At the annual meeting of the World Economic Forum in Davos, Switzerland earlier in the year, a panel was held called ‘Mapping data dominance’. The panellists included an academic, a data scientist and entrepreneur, and the director general of a telecoms trade body. From this panel, I heard the phrase ‘the data divide’ for the first time.
This refers to the percentage of the world’s population who are not connected to the internet compared to those who are. As of the end of March 2019, 56.8% of the people in the world were connected. That leaves 3.33 billion people without internet access.
That got me thinking about the deluge or the drought of data a person experiences depending on which side of the divide they are on. Us ‘onliners’ are in constant receipt of data and information whilst simultaneously leaving data trails everywhere we go.
It is also important to think about the type of person who is on both sides of the divide. According to panellist Ngaire Woods, dean of the Blavatnik School of Government at the University of Oxford, twice women are unconnected than men, and four times as many people that are not connected have not been through education.
Internet penetration varies widely by continent as well. North America has the highest connection rate with almost nine out of ten people able to log on. Africa has the lowest with just 37% of people able to get online. Furthermore, nationally there is a marked difference in the access to and speed of internet connections in rural versus urban areas, with major towns and cities having much better connectivity.
From this, we can deduce that a typical internet user is likely to be an urban-dwelling, educated male living somewhere in North America.

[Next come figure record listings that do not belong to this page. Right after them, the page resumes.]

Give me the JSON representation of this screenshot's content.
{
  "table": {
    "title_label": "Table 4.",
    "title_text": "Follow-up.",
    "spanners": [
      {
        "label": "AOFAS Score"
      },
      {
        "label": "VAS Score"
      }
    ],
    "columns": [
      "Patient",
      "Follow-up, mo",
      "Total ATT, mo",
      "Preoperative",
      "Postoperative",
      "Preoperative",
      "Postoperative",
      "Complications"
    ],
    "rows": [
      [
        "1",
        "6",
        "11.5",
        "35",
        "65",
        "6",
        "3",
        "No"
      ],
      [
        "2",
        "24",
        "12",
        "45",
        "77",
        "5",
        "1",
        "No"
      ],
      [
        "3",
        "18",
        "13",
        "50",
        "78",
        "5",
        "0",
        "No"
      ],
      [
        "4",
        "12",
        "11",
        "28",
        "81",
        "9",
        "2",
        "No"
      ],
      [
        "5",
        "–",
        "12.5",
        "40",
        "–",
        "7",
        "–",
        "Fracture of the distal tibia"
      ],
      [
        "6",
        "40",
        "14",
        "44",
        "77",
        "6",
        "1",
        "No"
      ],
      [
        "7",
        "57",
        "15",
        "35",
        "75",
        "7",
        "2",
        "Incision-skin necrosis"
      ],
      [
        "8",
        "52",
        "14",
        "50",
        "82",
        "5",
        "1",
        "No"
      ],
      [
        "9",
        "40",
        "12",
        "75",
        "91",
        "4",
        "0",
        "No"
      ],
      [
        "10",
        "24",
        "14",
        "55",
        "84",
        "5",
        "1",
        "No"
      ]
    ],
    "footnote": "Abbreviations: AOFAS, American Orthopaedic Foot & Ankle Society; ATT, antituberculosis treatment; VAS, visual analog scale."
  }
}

Having come to understand the term ‘sample bias’ and it seems reasonable to suggest that the internet and its many services are designed for and caters to that typical user. It is important to add that this typical user is happy to give away their data, if they feel they are getting a good product or service in return, with the average US adult having 7 social media accounts.
Sample bias is defined as the collection of a sample in such a way that some members of the intended population are less likely to be included than others. Women, people with less education and people residing in the African continent are, at the moment, less likely to be connected, but they are the ‘intended population’ of the future.

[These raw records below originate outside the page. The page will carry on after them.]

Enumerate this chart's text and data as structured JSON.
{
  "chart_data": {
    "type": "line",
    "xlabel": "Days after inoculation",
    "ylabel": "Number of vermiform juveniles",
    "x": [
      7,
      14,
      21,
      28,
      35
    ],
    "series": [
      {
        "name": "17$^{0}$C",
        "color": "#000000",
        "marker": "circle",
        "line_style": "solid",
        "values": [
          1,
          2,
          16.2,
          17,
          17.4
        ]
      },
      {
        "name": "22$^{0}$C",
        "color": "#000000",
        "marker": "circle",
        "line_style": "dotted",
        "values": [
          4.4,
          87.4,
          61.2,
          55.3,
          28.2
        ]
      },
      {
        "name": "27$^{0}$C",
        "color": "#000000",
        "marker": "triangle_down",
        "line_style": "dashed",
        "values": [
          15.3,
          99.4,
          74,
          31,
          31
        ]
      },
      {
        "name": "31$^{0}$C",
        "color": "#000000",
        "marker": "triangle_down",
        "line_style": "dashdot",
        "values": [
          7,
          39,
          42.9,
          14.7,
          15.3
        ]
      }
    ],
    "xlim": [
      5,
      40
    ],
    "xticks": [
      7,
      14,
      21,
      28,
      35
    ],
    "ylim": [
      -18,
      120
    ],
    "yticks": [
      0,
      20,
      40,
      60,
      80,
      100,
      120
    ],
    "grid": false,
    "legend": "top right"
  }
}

They are less likely to have their data collected. Their data is not going to be used when training and prototyping new technologies and internet services that are yet to be invented.
We are now hearing about the devastating consequences of women’s data not being considered when developing safety features for cars. Vehicular seat belts are more likely to help men but harm women. We are seeing the problems of the data of black people being disproportionately underused when training AI facial recognition models. There is a woeful lack of accuracy in the recognition of black faces.
That got me wondering. How do we build an internet-dependent, data-driven society that meets the needs of all its users and citizens, no matter when they first logged on or what region they are in? How will we accommodate and provide for those who have never given up their data, and those who wish to stop doing so? What if the new users are more cautious with their personal identifiable information and have less disposable income? How will we ’pay’ for online services if data ceases to be ’digital legal tender’?